Relaxation Rietveld Stage Analysis of Li Inserted Graphite after Charge/Discharge Cycles

Introduction

Relaxation analysis makes transition of electrode material from kinetic state to equilibrium state clear.  We have applied the Relaxation analysis to various kind of cathode and anode materials, such as γ-Fe₂O₃[1,2], LiMn₂O₄[3], LiFePO₄[4], LiCoO₂[5], LiMnPO₄[6] and so on.  In the previous work, we conducted relaxation analysis to graphite, the widespread anode material for lithium ion rechargeable batteries[7].  We analyzed the variation of stage structure of lithium-graphite intercalation compounds (Li-GICs) based on the one-dimensional Rietveld method[8].

In the present study, relaxation analysis was performed on the Li inserted graphite after a charge/discharge cycle and the results were compared for the case of first Li-insertion.

Experiment

Working electrode was prepared by mixing natural graphite powder (LB-CG, Nippon Kokuen) and PVdF with a ratio of 93 : 7 (weight ratio).  Lithium foil was employed as the counter electrode and EC/DMC (2:1 volume ratio) with 1 mol∙dm^‑3 LiPF₆was used as the electrolyte.  Lithium ion was inserted into graphite electrochemically using two electrode cell.  After the insertion, we extracted lithium ion from the sample, then we inserted lithium ion again into the sample.  Current rate and charge/discharge periods were all selected to be 0.1C and 10h, respectively.  Then two types of Li-GICs were prepared; the samples of lithium insertion at the first time (named 1st) and the second time (named 2nd).

After the termination of each sample preparation, we immediately removed the working electrode from the cell in a glove box to avoid the local cell reaction between the electrode material and the current collector.

 XRD patterns from 11° to 53° in 2θ were measured by using CuKα radiaton (UltimaIV, Rigaku, Japan) for various relaxation time. We analyzed XRD patterns by the one-dimensional Rietveld method [6] using RIEVEC program coded by T. Yao[1-8]. Interlayer distances and scale factors of stage1 and stage2 were obtained.

Results and discussion

XRD profile of the sample for each relaxation time after Li insertion was well fitted by the Rietveld calculation.  Fig.1 shows the obtained mole fraction changes of stage 1 for samples of 1st and 2nd, indicating that mole fractions of stage1 decrease and those of stage 2 increase with the relaxation time for both samples.  It is considered that defective stage 1 was formed at the lithium insertion process, and it separated into stage 1 without defect and stage 2 during the relaxation. The change in mole fraction became slower for the 2nd.  Fig.2 shows lattice parameters of c-axis for the stages 1 and 2.  The lattice parameters of stage 1 were almost constant and those of stage 2 decreased during the relaxation for both samples.  

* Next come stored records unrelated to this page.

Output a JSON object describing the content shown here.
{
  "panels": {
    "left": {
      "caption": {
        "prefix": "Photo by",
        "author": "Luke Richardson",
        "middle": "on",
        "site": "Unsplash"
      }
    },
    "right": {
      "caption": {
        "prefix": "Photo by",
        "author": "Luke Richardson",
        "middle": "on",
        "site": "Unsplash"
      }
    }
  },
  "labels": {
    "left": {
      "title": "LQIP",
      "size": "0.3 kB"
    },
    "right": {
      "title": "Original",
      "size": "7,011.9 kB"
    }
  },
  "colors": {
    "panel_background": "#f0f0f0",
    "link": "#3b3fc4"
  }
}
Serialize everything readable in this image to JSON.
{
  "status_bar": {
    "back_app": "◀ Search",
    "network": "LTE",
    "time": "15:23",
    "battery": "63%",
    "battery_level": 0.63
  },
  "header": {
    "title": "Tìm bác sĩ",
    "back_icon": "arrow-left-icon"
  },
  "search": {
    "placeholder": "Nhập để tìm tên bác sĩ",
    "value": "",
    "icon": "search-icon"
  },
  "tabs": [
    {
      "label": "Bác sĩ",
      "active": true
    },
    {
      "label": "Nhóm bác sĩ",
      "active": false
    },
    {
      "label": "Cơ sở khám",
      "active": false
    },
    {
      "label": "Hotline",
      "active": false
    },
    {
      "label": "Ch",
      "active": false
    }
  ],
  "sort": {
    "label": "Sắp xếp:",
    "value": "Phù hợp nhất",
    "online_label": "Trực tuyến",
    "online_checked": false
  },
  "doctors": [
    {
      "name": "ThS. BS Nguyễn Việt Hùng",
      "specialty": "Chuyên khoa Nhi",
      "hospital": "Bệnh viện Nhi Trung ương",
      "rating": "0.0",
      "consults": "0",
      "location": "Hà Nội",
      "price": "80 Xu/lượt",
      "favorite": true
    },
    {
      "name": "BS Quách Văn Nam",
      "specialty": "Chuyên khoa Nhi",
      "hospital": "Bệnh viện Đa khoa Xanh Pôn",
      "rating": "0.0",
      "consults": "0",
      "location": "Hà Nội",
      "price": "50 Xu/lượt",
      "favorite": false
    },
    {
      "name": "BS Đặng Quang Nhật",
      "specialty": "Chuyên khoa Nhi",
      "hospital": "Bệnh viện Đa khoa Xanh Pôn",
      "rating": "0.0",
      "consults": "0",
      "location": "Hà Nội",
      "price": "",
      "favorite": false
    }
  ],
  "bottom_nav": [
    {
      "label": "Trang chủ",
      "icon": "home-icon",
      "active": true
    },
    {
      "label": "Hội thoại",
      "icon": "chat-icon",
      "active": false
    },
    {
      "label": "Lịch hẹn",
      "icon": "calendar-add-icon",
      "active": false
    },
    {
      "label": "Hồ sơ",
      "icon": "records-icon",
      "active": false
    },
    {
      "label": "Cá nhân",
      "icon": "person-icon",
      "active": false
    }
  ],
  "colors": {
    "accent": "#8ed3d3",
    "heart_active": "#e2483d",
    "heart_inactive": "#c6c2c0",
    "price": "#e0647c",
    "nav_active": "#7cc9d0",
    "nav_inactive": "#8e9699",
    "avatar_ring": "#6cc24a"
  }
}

Although the structure of stage2 is generally presented as the stack of Li-inserted graphene layer and Li-not-inserted graphene layer, the stack of graphene layers with two different Li concentration at the interlayer also makes stage2 structure from the point of symmetry.  It is considered that, at Li insertion process, Li-rich interlayer (D_w) and Li-lean interlayer (D_n) stacked to construct stage 2, and that structure of stage2 changed into the stack of Li-inserted (D_w) and Li-not-inserted (D_n) graphene layers during relaxation.  Fig.3 shows two kinds of interlayer distance of stage 2, D_w and D_n, for both samples, where D_w increased and D_n decreased with the relaxation time.  The changing manner of D_w and D_nwere similar for 1st and 2nd samples.  It is considered that the process of structure change was similar for 1st and 2nd during the relaxation process, however, that the driving force from kinetic state to equilibrium state was weaker for 2nd sample than that of 1st sample by the loose of graphen layer stacking due to lithium ion insertion and extraction.

References

[1] S. Park, M. Oda, and T. Yao, Solid State Ionics, 203, 29-32 (2011).

[2] S. Park, S. Ito, K. Takasu and T. Yao, Electrochemistry, 80, 804-807 (2012).

[3] I. S. Seo, S. Park, and T. Yao, ECS Electrochem. Lett., 2, A6-A9 (2013).

[4] S. Park, K. Kameyama, and T. Yao, Electrochemical and Solid-State Letters, 15, A49-A52 (2012).

[5] I. Seo, S. Nagashima, S. Takai and T. Yao, ECS Electrochem. Lett., 2, A72-A74 (2013).

[6] Y. Satou, S. Komine, S. Park, T. Yao, Solid State Ionics, 262, 35-38, 2014.

[7] T. Kitamura, S. Takai and T. Yao, 226^thECS meeting abstract, 2236 (2014).

[8] T.Yao, N.Ozawa, T.Aikawa, and S.Yoshinaga, Solid State Ionics, 175, 199-202 (2004).